I think all file mappings share the same cached pages as coherency must be maintained:

http://msdn.microsoft.com/en-us/library/windows/desktop/aa366763(v=vs.85).aspx

"With one important exception, file views derived from any file mapping object that is backed by the same file are coherent or identical at a specific time. Coherency is guaranteed for views within a process and for views that are mapped by different processes."

(The exception is network files)

I don't think the issue is related to destroying the file mapping (in fact the file mapping is destroyed just after mapping the memory with MapViewOfFile), but because the mapped_region is unmapped (UnmapViewOfFile). The OS knows that no other thread is mapping those pages so it could think it's a good opportunity to release them (although if there is enough file cache, it should be still there). I'm not sure how this can be fixed as it's quite OS dependent.
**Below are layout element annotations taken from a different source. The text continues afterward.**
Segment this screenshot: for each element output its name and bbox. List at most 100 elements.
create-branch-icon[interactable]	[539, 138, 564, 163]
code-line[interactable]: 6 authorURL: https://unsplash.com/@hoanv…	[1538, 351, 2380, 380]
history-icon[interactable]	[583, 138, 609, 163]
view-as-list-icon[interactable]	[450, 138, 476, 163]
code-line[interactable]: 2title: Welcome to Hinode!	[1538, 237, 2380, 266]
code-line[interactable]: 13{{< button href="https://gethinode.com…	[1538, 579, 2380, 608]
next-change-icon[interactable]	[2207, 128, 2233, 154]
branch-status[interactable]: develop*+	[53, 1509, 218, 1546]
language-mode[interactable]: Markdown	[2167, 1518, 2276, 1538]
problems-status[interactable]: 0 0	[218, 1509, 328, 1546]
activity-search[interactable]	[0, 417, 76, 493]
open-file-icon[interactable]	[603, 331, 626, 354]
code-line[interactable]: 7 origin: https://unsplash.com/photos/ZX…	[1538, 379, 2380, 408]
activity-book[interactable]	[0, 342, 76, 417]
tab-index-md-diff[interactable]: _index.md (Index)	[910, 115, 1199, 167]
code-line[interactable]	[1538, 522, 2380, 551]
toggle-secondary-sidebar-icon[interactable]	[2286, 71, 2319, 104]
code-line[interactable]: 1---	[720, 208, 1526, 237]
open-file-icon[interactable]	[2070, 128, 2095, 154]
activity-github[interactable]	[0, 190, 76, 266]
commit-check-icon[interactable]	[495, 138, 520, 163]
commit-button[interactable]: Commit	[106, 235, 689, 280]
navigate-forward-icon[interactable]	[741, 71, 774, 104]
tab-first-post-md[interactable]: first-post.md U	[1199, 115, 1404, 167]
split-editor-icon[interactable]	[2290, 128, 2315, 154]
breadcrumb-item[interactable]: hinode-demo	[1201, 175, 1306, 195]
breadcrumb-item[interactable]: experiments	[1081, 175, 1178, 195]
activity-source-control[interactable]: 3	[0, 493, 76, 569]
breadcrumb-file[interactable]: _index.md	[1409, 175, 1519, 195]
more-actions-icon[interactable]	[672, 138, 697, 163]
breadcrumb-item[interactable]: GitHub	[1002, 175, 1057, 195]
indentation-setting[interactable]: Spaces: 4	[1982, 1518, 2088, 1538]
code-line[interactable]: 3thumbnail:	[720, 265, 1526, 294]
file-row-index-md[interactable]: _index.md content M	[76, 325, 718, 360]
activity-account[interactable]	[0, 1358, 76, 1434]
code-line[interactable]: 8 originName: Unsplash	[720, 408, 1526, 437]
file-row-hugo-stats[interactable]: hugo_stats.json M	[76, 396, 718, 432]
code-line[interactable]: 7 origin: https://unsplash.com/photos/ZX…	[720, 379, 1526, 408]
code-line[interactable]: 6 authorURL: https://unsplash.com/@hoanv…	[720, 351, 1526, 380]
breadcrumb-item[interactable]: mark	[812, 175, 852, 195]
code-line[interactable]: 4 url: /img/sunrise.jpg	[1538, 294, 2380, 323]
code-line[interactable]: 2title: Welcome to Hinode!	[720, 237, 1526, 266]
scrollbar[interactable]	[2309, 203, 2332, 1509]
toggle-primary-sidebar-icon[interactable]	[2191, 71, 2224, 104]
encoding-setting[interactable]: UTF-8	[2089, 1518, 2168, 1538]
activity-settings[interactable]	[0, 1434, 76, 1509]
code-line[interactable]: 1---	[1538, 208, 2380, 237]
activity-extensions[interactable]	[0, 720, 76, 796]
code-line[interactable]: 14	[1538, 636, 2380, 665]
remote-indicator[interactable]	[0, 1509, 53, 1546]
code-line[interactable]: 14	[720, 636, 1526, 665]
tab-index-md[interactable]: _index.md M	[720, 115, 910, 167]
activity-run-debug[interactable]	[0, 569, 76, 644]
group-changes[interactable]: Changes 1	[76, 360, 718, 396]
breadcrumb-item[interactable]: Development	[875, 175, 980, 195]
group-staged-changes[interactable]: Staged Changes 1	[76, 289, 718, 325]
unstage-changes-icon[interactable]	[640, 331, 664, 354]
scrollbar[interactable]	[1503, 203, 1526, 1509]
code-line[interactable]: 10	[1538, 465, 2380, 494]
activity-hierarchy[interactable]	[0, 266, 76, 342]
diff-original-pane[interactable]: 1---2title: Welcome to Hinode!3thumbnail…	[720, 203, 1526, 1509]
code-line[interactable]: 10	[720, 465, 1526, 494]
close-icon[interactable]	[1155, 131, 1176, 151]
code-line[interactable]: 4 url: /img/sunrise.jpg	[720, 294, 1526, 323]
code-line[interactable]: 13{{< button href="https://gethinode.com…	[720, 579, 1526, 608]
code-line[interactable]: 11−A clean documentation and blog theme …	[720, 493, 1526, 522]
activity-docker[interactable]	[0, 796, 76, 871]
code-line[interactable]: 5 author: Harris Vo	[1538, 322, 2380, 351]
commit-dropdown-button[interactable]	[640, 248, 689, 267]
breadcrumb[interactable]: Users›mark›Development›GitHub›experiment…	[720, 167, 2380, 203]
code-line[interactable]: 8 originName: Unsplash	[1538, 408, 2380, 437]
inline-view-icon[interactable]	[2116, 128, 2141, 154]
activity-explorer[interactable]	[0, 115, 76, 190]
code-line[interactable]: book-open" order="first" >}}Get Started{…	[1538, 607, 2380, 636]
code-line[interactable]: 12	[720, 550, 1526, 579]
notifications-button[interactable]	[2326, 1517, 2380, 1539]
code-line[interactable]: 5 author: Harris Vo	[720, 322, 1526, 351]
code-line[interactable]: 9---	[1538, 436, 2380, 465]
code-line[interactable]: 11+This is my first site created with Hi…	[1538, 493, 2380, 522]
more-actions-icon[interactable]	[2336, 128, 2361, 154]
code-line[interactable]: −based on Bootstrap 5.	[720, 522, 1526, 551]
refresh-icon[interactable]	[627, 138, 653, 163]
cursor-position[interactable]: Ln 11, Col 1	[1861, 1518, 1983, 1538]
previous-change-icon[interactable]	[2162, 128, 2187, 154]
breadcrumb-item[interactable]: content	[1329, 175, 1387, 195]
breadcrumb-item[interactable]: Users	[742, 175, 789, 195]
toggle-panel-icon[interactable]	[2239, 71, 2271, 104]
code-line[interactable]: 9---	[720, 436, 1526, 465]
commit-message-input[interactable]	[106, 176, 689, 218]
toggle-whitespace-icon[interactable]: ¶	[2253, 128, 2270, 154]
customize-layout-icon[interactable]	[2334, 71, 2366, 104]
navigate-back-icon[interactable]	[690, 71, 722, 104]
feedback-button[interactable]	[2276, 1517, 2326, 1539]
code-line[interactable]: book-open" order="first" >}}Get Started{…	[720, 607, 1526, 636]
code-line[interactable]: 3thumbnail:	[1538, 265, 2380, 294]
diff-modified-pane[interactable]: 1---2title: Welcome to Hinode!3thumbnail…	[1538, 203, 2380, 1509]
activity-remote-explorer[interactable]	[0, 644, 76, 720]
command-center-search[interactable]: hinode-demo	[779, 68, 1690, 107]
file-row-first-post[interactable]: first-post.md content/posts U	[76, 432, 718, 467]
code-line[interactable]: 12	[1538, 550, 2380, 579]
Mapping the whole file shouldn't be a problem, at least in windows, as physical memory committed when the page is read (although I guess Windows will prefetch some pages).

comment:5 by michal.fronczyk@…, 9 years ago

Thanks for explanation. You're probably right - this can't be fixed in an OS independent way.

comment:6 by Ion Gaztañaga, 9 years ago

Resolution: fixed
Status: newclosed

I'm closing this as it does not seem there is a solution for it. Please reopen it if you have more information to improve the situation. Thanks for the report.